Employers with fewer than fifty full-time employees will be the first to drop coverage, when they see the new, higher premiums. Organizations with fifty or more full time workers are in a different spot, because there is some possibility that they would eventually be fined for dropping coverage. The Affordable Care Act says these employers shall provide coverage starting January 1, 2014. The president delayed it (without legal authority) until January 1, 2015, and it may never happen. Nevertheless, employers are preparing in case it does.

Last year at this time, public and private sector employers began pushing full-time workers down to part-time status and avoiding full-time hiring. An astounding 77% of hires in the first seven months of 2013 were part-time. Once the president delayed the mandate, full-time hiring bounced back. But the possibility of the mandate is likely to cause a repeat of last year’s problem.

If the mandate goes into effect, employers with over fifty employees will have to either provide the “essential benefits” and pay fees levied on covered employees by Obamacare and cope with federal reporting requirements —

OR they will have to drop coverage and pay a $2,000 penalty per uninsured employee (after the first thirty). The penalty adds 98 cents an hour to the cost of a worker, instead of $1.79 or more. 

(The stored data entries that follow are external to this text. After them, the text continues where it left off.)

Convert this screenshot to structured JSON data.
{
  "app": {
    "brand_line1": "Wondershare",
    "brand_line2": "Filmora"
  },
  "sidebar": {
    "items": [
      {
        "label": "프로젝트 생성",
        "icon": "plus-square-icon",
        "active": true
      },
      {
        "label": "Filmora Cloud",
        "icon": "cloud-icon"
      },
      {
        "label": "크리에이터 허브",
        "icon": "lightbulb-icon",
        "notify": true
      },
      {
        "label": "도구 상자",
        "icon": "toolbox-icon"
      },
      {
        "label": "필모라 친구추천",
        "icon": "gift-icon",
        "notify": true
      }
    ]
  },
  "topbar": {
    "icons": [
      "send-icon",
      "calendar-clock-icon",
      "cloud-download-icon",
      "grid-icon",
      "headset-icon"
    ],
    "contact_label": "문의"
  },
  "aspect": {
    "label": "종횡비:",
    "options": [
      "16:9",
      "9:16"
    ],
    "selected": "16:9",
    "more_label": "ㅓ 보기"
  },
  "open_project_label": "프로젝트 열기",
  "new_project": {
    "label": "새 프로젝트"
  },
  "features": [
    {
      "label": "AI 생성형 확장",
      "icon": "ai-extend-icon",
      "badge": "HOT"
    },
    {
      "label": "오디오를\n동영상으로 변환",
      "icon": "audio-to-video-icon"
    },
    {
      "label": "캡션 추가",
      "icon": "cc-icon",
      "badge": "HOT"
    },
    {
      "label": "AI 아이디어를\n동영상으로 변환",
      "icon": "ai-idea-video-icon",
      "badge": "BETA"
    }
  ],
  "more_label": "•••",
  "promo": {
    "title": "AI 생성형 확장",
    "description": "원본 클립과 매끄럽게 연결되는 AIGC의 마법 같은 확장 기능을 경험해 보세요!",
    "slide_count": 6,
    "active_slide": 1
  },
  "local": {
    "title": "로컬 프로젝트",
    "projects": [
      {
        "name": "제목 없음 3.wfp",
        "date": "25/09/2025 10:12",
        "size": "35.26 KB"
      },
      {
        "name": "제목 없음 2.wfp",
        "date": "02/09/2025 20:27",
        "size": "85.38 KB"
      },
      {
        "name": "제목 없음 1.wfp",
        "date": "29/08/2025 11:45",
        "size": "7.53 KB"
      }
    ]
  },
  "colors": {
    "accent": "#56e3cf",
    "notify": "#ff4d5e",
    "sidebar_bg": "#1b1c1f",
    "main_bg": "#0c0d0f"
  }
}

It’s not a bargain, however, for most employees losing coverage. Workers with on-the-job coverage contribute $999 year in pre-tax dollars on average and have an average deductible of $1,135 for individual coverage, according to the Kaiser Family Foundation. On Obamacare exchanges, all but the lowest earners will pay more, even after subsidies, pay with after-tax dollars, face deductibles of $3,000 to $5,000 for silver and bronze plans, and lose access to many doctors and hospitals.

Finally, add to the losers’ column the 3.1 million workers in fast food and other low-margin industries who had mini-med plans but lost coverage as of January 1, 2014, because Obamacare regulations bar these plans.

All in all, the toll of those losing coverage in 2014 probably will reach 30 million. And most will find Obamacare an unaffordable and low-quality alternative.